On a more prosaic level, the article quotes Muth as saying that Richmond’s longer summers are resulting in four times the number of Lyme disease cases and a “great increase” in asthma, putting student athletes, the elderly, pregnant women, and outdoor workers at greater risk. “A 6-year-old child living in Richmond right now will experience to to 36 times more extreme heat waves than her grandparents,” he says.

Aha! Something that can be quantified and measured. Let’s look into the particulars of Lyme disease and asthma.

Here are the Centers for Disease Control’s most recent stats for the incidents of Lyme disease in Virginia.

There is no increase. There was a brief media scare a few years ago based on the swelling numbers of cases reported through 2015. Perhaps Muth is drawing from those reports. But the surge was temporary, and the number of reported Lyme  cases was no larger in 2019, the most recent year for which the CDC publishes data, than it was a decade ago. Not surprisingly, the media never bothered to report back and tell readers, hey, remember that Lyme disease scare we told you about a few years ago? Forget about it. There’s nothing to it.

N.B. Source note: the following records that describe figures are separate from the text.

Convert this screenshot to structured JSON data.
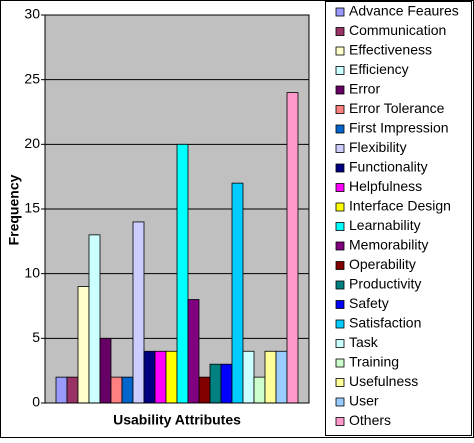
{
  "chart_data": {
    "type": "bar",
    "x_label": "Usability Attributes",
    "y_label": "Frequency",
    "categories": [
      null
    ],
    "ylim": [
      0,
      30
    ],
    "yticks": [
      0,
      5,
      10,
      15,
      20,
      25,
      30
    ],
    "grid": true,
    "legend": "right",
    "series": [
      {
        "name": "Advance Feaures",
        "color": "#9999ff",
        "values": [
          2
        ]
      },
      {
        "name": "Communication",
        "color": "#993366",
        "values": [
          2
        ]
      },
      {
        "name": "Effectiveness",
        "color": "#ffffcc",
        "values": [
          9
        ]
      },
      {
        "name": "Efficiency",
        "color": "#ccffff",
        "values": [
          13
        ]
      },
      {
        "name": "Error",
        "color": "#660066",
        "values": [
          5
        ]
      },
      {
        "name": "Error Tolerance",
        "color": "#ff8080",
        "values": [
          2
        ]
      },
      {
        "name": "First Impression",
        "color": "#0066cc",
        "values": [
          2
        ]
      },
      {
        "name": "Flexibility",
        "color": "#ccccff",
        "values": [
          14
        ]
      },
      {
        "name": "Functionality",
        "color": "#000080",
        "values": [
          4
        ]
      },
      {
        "name": "Helpfulness",
        "color": "#ff00ff",
        "values": [
          4
        ]
      },
      {
        "name": "Interface Design",
        "color": "#ffff00",
        "values": [
          4
        ]
      },
      {
        "name": "Learnability",
        "color": "#00ffff",
        "values": [
          20
        ]
      },
      {
        "name": "Memorability",
        "color": "#800080",
        "values": [
          8
        ]
      },
      {
        "name": "Operability",
        "color": "#800000",
        "values": [
          2
        ]
      },
      {
        "name": "Productivity",
        "color": "#008080",
        "values": [
          3
        ]
      },
      {
        "name": "Safety",
        "color": "#0000ff",
        "values": [
          3
        ]
      },
      {
        "name": "Satisfaction",
        "color": "#00ccff",
        "values": [
          17
        ]
      },
      {
        "name": "Task",
        "color": "#ccffff",
        "values": [
          4
        ]
      },
      {
        "name": "Training",
        "color": "#ccffcc",
        "values": [
          2
        ]
      },
      {
        "name": "Usefulness",
        "color": "#ffff99",
        "values": [
          4
        ]
      },
      {
        "name": "User",
        "color": "#99ccff",
        "values": [
          4
        ]
      },
      {
        "name": "Others",
        "color": "#ff99cc",
        "values": [
          24
        ]
      }
    ]
  }
}
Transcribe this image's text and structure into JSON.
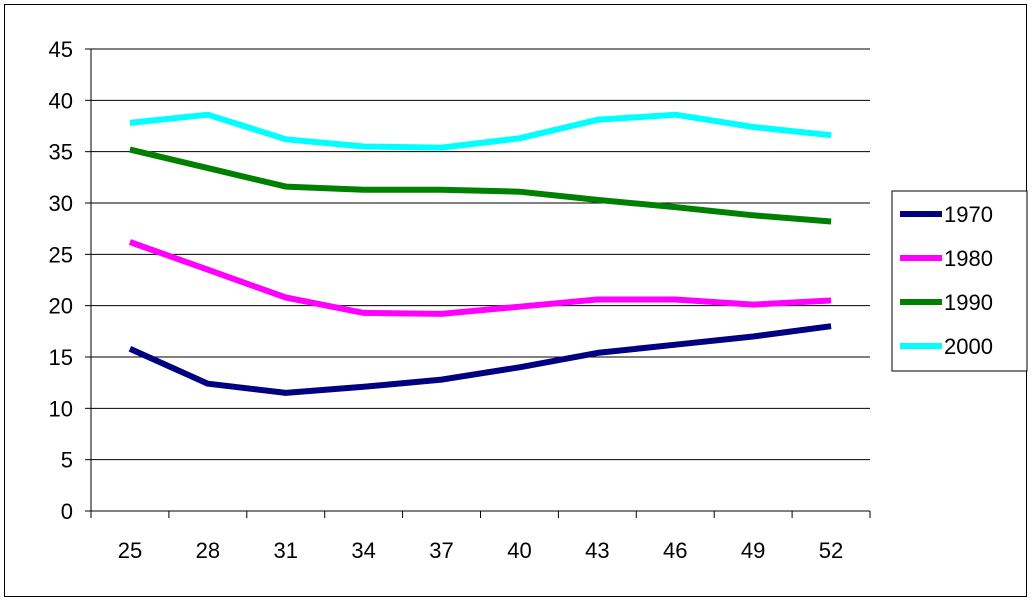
{
  "chart_data": {
    "type": "line",
    "title": "",
    "xlabel": "",
    "ylabel": "",
    "x": [
      25,
      28,
      31,
      34,
      37,
      40,
      43,
      46,
      49,
      52
    ],
    "ylim": [
      0,
      45
    ],
    "yticks": [
      0,
      5,
      10,
      15,
      20,
      25,
      30,
      35,
      40,
      45
    ],
    "grid": true,
    "legend_position": "right",
    "series": [
      {
        "name": "1970",
        "color": "#000080",
        "values": [
          15.8,
          12.4,
          11.5,
          12.1,
          12.8,
          14.0,
          15.4,
          16.2,
          17.0,
          18.0
        ]
      },
      {
        "name": "1980",
        "color": "#ff00ff",
        "values": [
          26.2,
          23.5,
          20.8,
          19.3,
          19.2,
          19.9,
          20.6,
          20.6,
          20.1,
          20.5
        ]
      },
      {
        "name": "1990",
        "color": "#008000",
        "values": [
          35.2,
          33.4,
          31.6,
          31.3,
          31.3,
          31.1,
          30.3,
          29.6,
          28.8,
          28.2
        ]
      },
      {
        "name": "2000",
        "color": "#00ffff",
        "values": [
          37.8,
          38.6,
          36.2,
          35.5,
          35.4,
          36.3,
          38.1,
          38.6,
          37.4,
          36.6
        ]
      }
    ]
  }
}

(There is a reasonable concern that the Lyme disease numbers are under-reported because the symptoms are so varied and the disease often goes undiagnosed. But that would have been just as true in 2010 as in 2019, so that doesn’t buttress that Lyme is seeing a dangerous increase. Perhaps Muth has access to different numbers. If he does, I’d like to see them.)

The latest data I could find does indicate an uptick in the incidence of asthma in the Richmond MSA. The level stayed flat around 9% of adults between 2010 and 2018, and then jumped up in 2019 and 2020. Asthma can be triggered by a range of environmental factors from mold and dust mites to tobacco smoke and pests. One factor, related to climate change, is the ground-level ozone level. In theory, as temperatures rise, ground-level ozone can rise, which in turn can trigger or aggravate asthma symptoms.

Percentage of adults in the Richmond MSA who said they currently have asthma. Source: Behavioral Risk Factor Surveillance System.

I could not locate ozone figures for the City of Richmond, but I did locate some American Lung Association numbers for Henrico County, which is part of the same MSA. Here it is:

Ozone air quality in Henrico County has improved dramatically since 1996, when it truly was a problem, and has remained at historically low levels for several years. While air quality in the Richmond MSA got better, asthma cases inched up. I’m dubious there is a meaningful connection between climate change, ozone levels, and asthma.

Bacon’s bottom line: I’m not saying that the money in Stoney’s proposed budget will be well spent — in fact, I’m pretty sure a lot of it will be wasted. But his priorities are sound. The mayor wants to steer money to where the need is greatest, not to frivolities like electric cars and urban foresters.